11月14日の日経新聞夕刊に「ごみ屋敷、精神的支援に軸足」が載っていました。
・・・悪臭や害虫の発生などで周囲に大きな影響を与えるごみ屋敷。居住者の自己責任と思われてきたが、疾患や認知症などの問題が影響するケースも多いことが分かってきた。自治体は当事者に寄り添った精神的な支援に軸足を移している・・・
・・・環境省の調査によると、全国1741自治体の38%が「22年度までの直近5年度で『ごみ屋敷』事案を認知している」と回答した。
ごみ屋敷が形成される要因の一つに、生活への意欲を失い無頓着になる「セルフネグレクト」がある。ほかにも身体的、精神的な障害や特性があってごみが出せない例もある。認知症などにより判断能力が低下し、周りの環境を正しく認識できずに物をため込む場合もあり、事情は様々だ。
ごみ屋敷はその居住者だけの問題と捉えられやすいが、実情は異なる。東京都立中部総合精神保健福祉センターの菅原誠副所長は「高齢単身世帯の増加などによる孤立や孤独などの問題も絡んでおり、ごみ屋敷は社会の縮図ともいえる」と話す。

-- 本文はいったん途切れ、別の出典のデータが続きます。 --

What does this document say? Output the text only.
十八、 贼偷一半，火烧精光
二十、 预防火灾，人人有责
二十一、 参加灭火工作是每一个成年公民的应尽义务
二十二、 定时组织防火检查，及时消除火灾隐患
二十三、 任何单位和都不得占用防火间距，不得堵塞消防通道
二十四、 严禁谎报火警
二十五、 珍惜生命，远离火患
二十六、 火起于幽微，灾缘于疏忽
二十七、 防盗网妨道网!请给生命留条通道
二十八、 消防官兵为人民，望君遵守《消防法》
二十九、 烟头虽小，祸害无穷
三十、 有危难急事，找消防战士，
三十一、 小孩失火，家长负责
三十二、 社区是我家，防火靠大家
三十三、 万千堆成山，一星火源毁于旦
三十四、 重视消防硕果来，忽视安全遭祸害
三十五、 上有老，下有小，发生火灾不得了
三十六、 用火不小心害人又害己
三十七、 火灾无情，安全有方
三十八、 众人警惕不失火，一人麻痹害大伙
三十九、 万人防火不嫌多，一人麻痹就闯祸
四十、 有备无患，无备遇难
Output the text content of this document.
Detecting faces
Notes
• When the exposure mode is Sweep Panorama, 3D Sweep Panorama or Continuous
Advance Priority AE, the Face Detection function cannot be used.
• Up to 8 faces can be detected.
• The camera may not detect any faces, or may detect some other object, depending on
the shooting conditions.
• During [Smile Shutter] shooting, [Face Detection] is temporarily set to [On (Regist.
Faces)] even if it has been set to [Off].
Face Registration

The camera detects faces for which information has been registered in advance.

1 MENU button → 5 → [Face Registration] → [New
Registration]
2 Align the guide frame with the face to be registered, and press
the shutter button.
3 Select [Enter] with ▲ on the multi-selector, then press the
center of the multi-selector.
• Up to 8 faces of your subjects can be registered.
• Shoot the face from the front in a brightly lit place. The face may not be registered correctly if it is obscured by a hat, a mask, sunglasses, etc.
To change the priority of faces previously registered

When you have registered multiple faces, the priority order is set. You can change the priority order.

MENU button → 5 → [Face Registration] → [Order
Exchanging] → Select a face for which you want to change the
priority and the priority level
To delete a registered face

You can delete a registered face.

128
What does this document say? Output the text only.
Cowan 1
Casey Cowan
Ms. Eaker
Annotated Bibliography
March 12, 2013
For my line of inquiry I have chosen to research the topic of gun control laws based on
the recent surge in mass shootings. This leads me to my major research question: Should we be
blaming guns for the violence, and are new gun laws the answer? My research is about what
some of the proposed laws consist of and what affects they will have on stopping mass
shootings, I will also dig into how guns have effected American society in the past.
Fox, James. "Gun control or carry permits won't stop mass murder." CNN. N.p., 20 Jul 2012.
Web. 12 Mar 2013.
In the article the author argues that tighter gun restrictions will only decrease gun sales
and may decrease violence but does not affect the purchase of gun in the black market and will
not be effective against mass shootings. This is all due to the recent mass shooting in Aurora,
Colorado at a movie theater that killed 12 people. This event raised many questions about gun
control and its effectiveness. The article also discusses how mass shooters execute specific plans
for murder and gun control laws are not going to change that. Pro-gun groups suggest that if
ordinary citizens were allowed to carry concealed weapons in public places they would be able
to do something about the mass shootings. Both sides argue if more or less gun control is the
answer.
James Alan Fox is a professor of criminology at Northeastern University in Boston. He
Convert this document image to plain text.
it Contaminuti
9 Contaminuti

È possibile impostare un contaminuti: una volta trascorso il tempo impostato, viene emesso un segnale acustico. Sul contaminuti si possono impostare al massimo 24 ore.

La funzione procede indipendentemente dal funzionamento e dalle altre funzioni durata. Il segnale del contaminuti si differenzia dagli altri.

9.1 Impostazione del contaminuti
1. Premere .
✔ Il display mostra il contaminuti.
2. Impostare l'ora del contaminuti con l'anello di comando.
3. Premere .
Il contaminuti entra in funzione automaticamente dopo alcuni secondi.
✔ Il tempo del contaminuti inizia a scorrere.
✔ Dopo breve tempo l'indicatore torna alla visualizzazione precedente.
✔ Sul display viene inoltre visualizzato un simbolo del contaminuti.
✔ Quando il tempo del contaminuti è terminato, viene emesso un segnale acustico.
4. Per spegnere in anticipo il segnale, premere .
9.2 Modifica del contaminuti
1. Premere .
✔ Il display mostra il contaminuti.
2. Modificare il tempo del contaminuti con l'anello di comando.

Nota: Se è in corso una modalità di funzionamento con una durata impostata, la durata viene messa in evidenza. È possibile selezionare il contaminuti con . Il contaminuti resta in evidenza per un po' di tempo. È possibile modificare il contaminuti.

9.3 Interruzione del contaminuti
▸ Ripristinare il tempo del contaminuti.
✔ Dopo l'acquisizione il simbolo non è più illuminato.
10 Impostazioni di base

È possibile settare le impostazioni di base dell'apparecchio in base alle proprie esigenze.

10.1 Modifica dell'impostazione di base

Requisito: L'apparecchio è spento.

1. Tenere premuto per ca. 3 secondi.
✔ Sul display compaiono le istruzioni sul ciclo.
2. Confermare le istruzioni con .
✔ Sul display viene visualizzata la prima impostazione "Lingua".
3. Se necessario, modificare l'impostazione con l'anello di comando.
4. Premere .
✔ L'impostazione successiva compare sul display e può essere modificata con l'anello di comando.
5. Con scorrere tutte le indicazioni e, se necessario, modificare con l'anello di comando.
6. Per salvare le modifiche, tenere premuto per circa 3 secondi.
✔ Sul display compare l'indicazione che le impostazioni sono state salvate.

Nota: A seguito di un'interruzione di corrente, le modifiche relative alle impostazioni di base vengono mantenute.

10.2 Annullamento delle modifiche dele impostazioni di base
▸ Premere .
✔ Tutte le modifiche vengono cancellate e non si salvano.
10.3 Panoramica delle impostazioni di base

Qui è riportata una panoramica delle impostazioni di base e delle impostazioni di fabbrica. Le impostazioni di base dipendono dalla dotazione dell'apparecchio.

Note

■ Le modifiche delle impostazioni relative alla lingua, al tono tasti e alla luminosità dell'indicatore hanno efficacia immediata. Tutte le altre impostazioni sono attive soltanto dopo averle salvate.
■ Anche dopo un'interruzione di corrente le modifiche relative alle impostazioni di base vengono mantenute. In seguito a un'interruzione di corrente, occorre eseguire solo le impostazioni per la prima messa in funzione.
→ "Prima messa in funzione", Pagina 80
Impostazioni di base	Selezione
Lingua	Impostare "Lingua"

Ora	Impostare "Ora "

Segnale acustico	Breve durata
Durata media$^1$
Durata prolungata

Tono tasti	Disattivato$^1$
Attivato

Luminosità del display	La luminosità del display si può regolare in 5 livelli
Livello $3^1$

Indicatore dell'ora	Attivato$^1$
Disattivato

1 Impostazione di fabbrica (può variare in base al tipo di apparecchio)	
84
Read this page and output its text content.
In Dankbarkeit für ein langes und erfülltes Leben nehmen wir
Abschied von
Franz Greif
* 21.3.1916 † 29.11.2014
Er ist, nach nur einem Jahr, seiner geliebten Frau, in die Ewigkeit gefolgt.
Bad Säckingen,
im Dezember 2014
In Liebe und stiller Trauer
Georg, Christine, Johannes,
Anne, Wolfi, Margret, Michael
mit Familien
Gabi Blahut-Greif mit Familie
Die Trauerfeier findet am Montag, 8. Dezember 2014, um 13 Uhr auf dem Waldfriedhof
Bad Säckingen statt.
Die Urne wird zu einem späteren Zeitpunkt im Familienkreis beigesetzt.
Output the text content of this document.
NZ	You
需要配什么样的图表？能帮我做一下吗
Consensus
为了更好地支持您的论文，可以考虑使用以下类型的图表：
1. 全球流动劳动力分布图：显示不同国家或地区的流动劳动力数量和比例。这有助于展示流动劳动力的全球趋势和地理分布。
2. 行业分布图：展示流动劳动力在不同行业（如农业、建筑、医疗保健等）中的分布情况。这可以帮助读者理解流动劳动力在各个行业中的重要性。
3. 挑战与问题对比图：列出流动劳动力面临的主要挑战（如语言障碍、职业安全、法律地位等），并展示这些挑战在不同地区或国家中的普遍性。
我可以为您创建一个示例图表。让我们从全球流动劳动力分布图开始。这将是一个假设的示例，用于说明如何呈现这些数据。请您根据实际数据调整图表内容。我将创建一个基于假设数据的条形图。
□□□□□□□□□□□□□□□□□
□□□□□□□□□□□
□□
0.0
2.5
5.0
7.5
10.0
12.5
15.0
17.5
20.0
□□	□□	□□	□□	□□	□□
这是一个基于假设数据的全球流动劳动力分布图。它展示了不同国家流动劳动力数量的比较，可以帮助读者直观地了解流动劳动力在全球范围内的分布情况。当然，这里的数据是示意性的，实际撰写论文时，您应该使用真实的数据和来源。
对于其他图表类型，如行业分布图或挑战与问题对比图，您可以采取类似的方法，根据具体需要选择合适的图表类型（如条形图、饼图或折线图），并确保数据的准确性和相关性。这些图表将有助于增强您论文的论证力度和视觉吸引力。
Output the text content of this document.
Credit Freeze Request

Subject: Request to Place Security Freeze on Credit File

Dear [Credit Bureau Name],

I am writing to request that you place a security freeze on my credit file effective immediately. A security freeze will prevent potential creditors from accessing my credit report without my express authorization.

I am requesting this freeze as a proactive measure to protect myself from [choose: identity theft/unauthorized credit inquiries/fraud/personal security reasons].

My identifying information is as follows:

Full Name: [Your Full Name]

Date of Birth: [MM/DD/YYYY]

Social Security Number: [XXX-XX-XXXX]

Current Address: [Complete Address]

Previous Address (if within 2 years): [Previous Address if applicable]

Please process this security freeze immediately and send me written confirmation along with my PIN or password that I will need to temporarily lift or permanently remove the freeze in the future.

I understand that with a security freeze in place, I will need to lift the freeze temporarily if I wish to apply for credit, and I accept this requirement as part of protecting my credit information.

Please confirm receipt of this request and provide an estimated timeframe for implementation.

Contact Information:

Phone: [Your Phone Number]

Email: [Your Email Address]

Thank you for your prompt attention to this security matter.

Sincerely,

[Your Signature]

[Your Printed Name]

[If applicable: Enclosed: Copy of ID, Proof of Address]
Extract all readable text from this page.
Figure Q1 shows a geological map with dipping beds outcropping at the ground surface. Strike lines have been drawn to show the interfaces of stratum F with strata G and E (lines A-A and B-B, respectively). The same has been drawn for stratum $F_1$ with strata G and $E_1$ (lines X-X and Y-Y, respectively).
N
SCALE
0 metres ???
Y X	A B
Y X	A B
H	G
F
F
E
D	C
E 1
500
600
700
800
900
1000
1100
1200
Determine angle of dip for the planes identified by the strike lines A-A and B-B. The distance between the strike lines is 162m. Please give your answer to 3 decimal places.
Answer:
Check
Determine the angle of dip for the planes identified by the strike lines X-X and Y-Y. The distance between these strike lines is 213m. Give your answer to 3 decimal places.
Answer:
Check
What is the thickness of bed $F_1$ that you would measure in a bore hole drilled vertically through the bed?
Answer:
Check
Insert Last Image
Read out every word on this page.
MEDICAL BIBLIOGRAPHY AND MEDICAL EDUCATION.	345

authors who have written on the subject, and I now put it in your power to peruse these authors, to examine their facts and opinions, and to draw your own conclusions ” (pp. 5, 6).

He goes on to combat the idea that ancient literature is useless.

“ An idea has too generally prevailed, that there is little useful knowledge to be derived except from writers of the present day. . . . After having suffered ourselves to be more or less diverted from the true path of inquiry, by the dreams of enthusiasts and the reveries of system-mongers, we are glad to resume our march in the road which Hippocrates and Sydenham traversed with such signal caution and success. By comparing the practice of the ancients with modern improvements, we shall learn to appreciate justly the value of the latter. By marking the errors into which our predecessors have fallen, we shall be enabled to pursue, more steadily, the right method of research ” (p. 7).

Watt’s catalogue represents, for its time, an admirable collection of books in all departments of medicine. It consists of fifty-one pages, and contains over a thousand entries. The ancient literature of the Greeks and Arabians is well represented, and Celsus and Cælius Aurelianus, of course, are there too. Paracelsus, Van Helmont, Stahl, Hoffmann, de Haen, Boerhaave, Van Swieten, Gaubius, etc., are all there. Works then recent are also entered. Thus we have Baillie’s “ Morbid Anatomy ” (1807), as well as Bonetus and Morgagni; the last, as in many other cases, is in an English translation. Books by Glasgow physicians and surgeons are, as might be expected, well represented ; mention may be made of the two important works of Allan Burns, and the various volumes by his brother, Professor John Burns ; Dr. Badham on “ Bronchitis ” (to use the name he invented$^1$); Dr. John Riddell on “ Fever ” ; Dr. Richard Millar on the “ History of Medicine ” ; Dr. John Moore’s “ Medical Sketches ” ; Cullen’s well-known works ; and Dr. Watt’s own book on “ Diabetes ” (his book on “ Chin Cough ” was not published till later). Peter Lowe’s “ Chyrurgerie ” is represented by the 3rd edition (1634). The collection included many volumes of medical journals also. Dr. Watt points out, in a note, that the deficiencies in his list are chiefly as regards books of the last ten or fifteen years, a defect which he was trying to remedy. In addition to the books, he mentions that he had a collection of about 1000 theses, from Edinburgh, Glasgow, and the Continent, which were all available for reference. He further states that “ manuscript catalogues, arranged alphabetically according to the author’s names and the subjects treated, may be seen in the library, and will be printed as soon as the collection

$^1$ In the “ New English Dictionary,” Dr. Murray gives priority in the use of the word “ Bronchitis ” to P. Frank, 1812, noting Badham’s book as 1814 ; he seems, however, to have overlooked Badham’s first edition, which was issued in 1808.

8月公表の総務省の報告書によると、181事例のごみ屋敷のうち約3割は居住者に精神疾患やその疑いがあるという。菅原さんは「住環境の改善に加えて支援に精神医学的な知見を入れる必要がある」と説く。
当事者への精神的な支援を重視し、手厚く対応する自治体も出てきた。東京都足立区は23年、ごみ屋敷対策のために精神科医を配置した。職員は月1回、悩みや課題を相談できて実際の対応に生かせる。
これまでの事例を分析したところ、問題が長期化している居住者の約6割に精神上の課題があることが分かった。ごみ屋敷対策係の小野田嗣也係長は「医療的な助言があると自信になり、現場としてとても助かる」と安堵感をにじませる。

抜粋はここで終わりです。